Friday, June 13, 2008

Wonky Darts

Bust darts have given me fits in the tops and jackets that I've sewn so far. At first, I thought that it was me and some strange dart ineptitude that I have, but then I noticed that my waist/butt darts never seem to have the same problem. My bust darts usually seem to be overly pointy, and I have a heck of a time getting them to lay flat.

Fairly recently, I realized that it might not all be my fault. I usually have to do a pretty large FBA to accommodate my bust, and this usually results in a huge bust dart. I've started playing around a little bit with rotating the bust dart elsewhere.
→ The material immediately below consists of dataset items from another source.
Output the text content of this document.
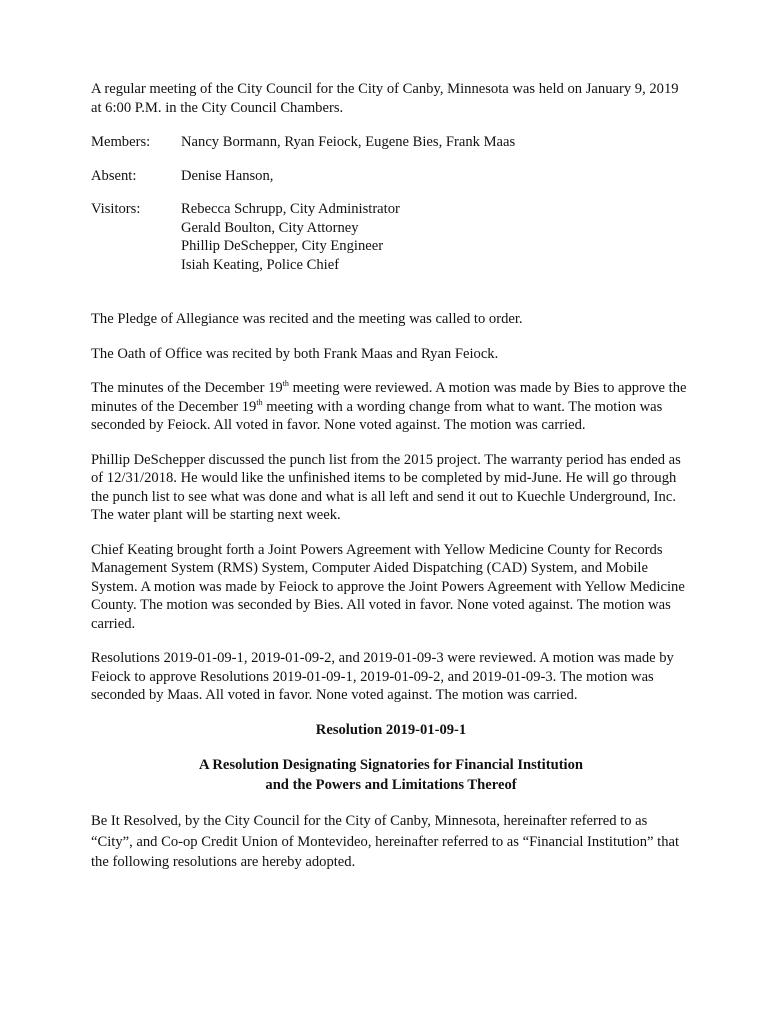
A regular meeting of the City Council for the City of Canby, Minnesota was held on January 9, 2019 at 6:00 P.M. in the City Council Chambers.

Members:	Nancy Bormann, Ryan Feiock, Eugene Bies, Frank Maas
Absent:	Denise Hanson,
Visitors:	Rebecca Schrupp, City Administrator
Gerald Boulton, City Attorney
Phillip DeSchepper, City Engineer
Isiah Keating, Police Chief

The Pledge of Allegiance was recited and the meeting was called to order.

The Oath of Office was recited by both Frank Maas and Ryan Feiock.

The minutes of the December 19th meeting were reviewed. A motion was made by Bies to approve the minutes of the December 19th meeting with a wording change from what to want. The motion was seconded by Feiock. All voted in favor. None voted against. The motion was carried.

Phillip DeSchepper discussed the punch list from the 2015 project. The warranty period has ended as of 12/31/2018. He would like the unfinished items to be completed by mid-June. He will go through the punch list to see what was done and what is all left and send it out to Kuechle Underground, Inc. The water plant will be starting next week.

Chief Keating brought forth a Joint Powers Agreement with Yellow Medicine County for Records Management System (RMS) System, Computer Aided Dispatching (CAD) System, and Mobile System. A motion was made by Feiock to approve the Joint Powers Agreement with Yellow Medicine County. The motion was seconded by Bies. All voted in favor. None voted against. The motion was carried.

Resolutions 2019-01-09-1, 2019-01-09-2, and 2019-01-09-3 were reviewed. A motion was made by Feiock to approve Resolutions 2019-01-09-1, 2019-01-09-2, and 2019-01-09-3. The motion was seconded by Maas. All voted in favor. None voted against. The motion was carried.

Resolution 2019-01-09-1

A Resolution Designating Signatories for Financial Institution
and the Powers and Limitations Thereof

Be It Resolved, by the City Council for the City of Canby, Minnesota, hereinafter referred to as “City”, and Co-op Credit Union of Montevideo, hereinafter referred to as “Financial Institution” that the following resolutions are hereby adopted.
The Emily blouse has been my first attempt at splitting the bust dart into a second dart (in this case, I used an armhole dart, which someone had recommended to me)...but *sigh* this clearly didn't fix the problem of my wonky darts:


Here's a closer look at my oh-so-prominent dart:


And a front view (ignore the fact that there's too much ease in the sleeve cap and that the blouse has no waist shaping--I can fix those things):



This is a muslin (thank you $1/yard swap meet fabric) that I went ahead and finished to practice collars, shaped hems, etc. But, I'd like to make this again and actually try to make this work. Sadly, even as wonky as my bust darts are, they don't look as bad as they usually do, so I think that I may have been onto something with my gigantidart theory...just that I didn't decrease the dart size enough with this one. My thoughts on what I'd like to change for my next version:
  • I hate the armhole dart. I'm rotating the bust dart excess to a waist dart next time.
  • I think the bust dart is still too big--I'll rotate out more excess next time.
  • I think that I lowered the bust dart too much. I usually lower my darts 1/2-1", but when I did the tissue fitting this time, it looked like I'd need to lower them by 1 1/2"...which I think was too much.
Any fitting gurus out there have any other thoughts?